Q: In that, how would one match trained parameters with **(x, hx, cx, w, y, hy, cy)** argument list? Would it be something like **w=[Wi Ri bWi bRi Wf Rf bWf bRf Wo Ro bWo bRo Wc Rc bWc bRc], hx = h(t-1), cx = c(t-1), y = o(t), hy = h(t), cy = c(t)**?

Thanks for the response. In using for **cudnnRNNMode_t = CUDNN_LSTM**, **cudnnRNNForwardInference** routine executes LSTM in the following equations…

i(t) = σ(Wi*x(t) + Ri*h(t-1) + bWi + bRi)

f(t) = σ(Wf*x(t) + Rf*h(t-1) + bWf + bRf)

o(t) = σ(Wo*x(t) + Ro*h(t-1) + bWo + bRo)

c’(t) = tanh(Wc*x(t) + Rc*h(t-1) + bWc + bRc)

c(t) = f(t)◦c(t-1) + i(t)◦c’(t)

h(t) = o(t)◦tanh(c(t))

Q1: In that, how one would order trained parameters to be compatible with **(x, hx, cx, w, y, hy, cy)** argument list?
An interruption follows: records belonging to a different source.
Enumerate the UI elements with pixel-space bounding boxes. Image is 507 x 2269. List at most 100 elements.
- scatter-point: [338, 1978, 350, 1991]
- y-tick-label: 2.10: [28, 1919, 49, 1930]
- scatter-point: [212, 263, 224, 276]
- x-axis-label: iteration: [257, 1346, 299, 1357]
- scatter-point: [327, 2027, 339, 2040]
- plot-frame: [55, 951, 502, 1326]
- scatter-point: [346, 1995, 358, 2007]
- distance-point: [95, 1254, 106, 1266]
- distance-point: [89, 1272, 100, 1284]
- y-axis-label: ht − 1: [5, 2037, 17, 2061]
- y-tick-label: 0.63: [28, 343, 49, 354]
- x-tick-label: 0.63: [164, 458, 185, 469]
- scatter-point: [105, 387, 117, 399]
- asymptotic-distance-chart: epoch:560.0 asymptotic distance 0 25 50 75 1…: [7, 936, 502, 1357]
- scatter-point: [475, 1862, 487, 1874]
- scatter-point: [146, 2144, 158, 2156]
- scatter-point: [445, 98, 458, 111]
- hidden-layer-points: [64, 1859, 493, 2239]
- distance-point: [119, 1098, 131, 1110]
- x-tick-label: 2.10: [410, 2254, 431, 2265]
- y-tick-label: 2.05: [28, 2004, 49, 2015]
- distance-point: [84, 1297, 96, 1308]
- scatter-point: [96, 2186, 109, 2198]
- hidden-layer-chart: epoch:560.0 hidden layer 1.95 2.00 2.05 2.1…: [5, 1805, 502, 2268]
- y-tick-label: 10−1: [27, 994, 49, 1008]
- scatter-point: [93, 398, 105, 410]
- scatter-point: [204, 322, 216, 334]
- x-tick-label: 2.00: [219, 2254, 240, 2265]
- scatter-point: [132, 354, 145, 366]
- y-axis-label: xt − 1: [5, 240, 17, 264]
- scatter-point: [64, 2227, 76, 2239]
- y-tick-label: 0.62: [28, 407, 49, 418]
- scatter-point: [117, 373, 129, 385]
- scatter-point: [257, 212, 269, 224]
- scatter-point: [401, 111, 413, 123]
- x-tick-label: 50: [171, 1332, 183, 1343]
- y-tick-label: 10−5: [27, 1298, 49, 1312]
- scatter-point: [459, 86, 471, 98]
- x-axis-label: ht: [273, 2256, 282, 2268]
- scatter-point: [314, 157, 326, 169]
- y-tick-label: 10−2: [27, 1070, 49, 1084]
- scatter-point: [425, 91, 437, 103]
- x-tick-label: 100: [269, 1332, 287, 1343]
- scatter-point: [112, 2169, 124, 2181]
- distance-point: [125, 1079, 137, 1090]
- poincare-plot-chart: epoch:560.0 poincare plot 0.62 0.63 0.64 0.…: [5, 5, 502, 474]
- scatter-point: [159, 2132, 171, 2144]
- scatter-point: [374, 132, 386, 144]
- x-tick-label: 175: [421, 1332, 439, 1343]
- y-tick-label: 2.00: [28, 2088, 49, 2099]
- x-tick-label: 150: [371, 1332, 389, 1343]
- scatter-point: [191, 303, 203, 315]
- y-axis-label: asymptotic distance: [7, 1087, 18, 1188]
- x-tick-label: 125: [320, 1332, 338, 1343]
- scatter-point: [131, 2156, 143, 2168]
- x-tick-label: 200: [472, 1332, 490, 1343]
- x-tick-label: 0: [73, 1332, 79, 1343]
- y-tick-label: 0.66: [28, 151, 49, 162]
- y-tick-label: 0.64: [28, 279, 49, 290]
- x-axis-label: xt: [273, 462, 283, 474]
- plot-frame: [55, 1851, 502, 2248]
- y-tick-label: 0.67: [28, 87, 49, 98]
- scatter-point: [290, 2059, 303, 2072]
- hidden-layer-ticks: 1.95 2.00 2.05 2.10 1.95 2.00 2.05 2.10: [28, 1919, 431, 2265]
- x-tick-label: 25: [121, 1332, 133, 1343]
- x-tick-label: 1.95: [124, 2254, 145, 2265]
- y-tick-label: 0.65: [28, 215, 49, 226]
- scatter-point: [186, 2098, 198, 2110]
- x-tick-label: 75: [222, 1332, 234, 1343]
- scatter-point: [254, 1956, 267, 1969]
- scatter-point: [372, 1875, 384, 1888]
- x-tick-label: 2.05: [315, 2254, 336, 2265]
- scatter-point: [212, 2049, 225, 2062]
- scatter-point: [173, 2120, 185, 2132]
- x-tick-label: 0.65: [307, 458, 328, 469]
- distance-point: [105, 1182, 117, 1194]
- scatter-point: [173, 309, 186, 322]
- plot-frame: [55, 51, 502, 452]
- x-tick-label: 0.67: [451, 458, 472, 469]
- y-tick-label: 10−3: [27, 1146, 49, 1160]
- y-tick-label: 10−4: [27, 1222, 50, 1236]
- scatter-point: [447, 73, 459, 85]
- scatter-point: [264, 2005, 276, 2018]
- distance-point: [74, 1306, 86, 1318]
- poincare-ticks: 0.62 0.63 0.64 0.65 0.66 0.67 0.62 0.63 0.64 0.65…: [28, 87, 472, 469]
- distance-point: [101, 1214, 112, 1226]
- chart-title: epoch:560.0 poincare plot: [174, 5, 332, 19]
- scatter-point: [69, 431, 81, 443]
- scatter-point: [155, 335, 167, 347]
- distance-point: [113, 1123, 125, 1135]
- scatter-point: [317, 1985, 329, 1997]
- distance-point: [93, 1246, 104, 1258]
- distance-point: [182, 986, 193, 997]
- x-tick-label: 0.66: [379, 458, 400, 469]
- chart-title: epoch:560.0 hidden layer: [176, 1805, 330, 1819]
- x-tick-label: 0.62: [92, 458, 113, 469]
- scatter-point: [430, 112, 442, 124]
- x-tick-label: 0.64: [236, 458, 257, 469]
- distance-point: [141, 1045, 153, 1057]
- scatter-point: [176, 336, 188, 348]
Would it be something like w=[Wi Ri bWi bRi Wf Rf bWf bRf Wo Ro bWo bRo Wc Rc bWc bRc], hx = h(t-1), cx = c(t-1), y = o(t), hy = h(t), cy = c(t)?

Q2: How this ordering be different for **bidirectional LSTM** (i.e., cudnnDirectionMode_t=CUDNN_BIDIRECTIONAL) case?

Sorry for commenting a bit late but I just saw the post.

I did not fully understand the proposed solution for supporting the peepholes in LSTM and cuDNN.

It seems to me the only way for doing that is implementing your own “myRNNForwardInference” that does step by step all the LSTM computations maybe by cublas primitives, because using the cudnnRNNForwardInference would not be possible even with the “biases” trick.

In fact, in the LSTM formula (according to original paper “LSTM: A Search Space Odyssey” - https://arxiv.org/pdf/1503.04069.pdf) o(t) uses cell state c(t) and not c(t-1); c(t) is not available until the cudnnRNNForwardInference has finished, so it seems to me the “biases” trick cannot be used with cudnnRNNForwardInference API. Vice versa, cudnnRNNForwardInference API could be used if in every LSTM formula the used cell state was c(t-1) but unfortunately that is not the case.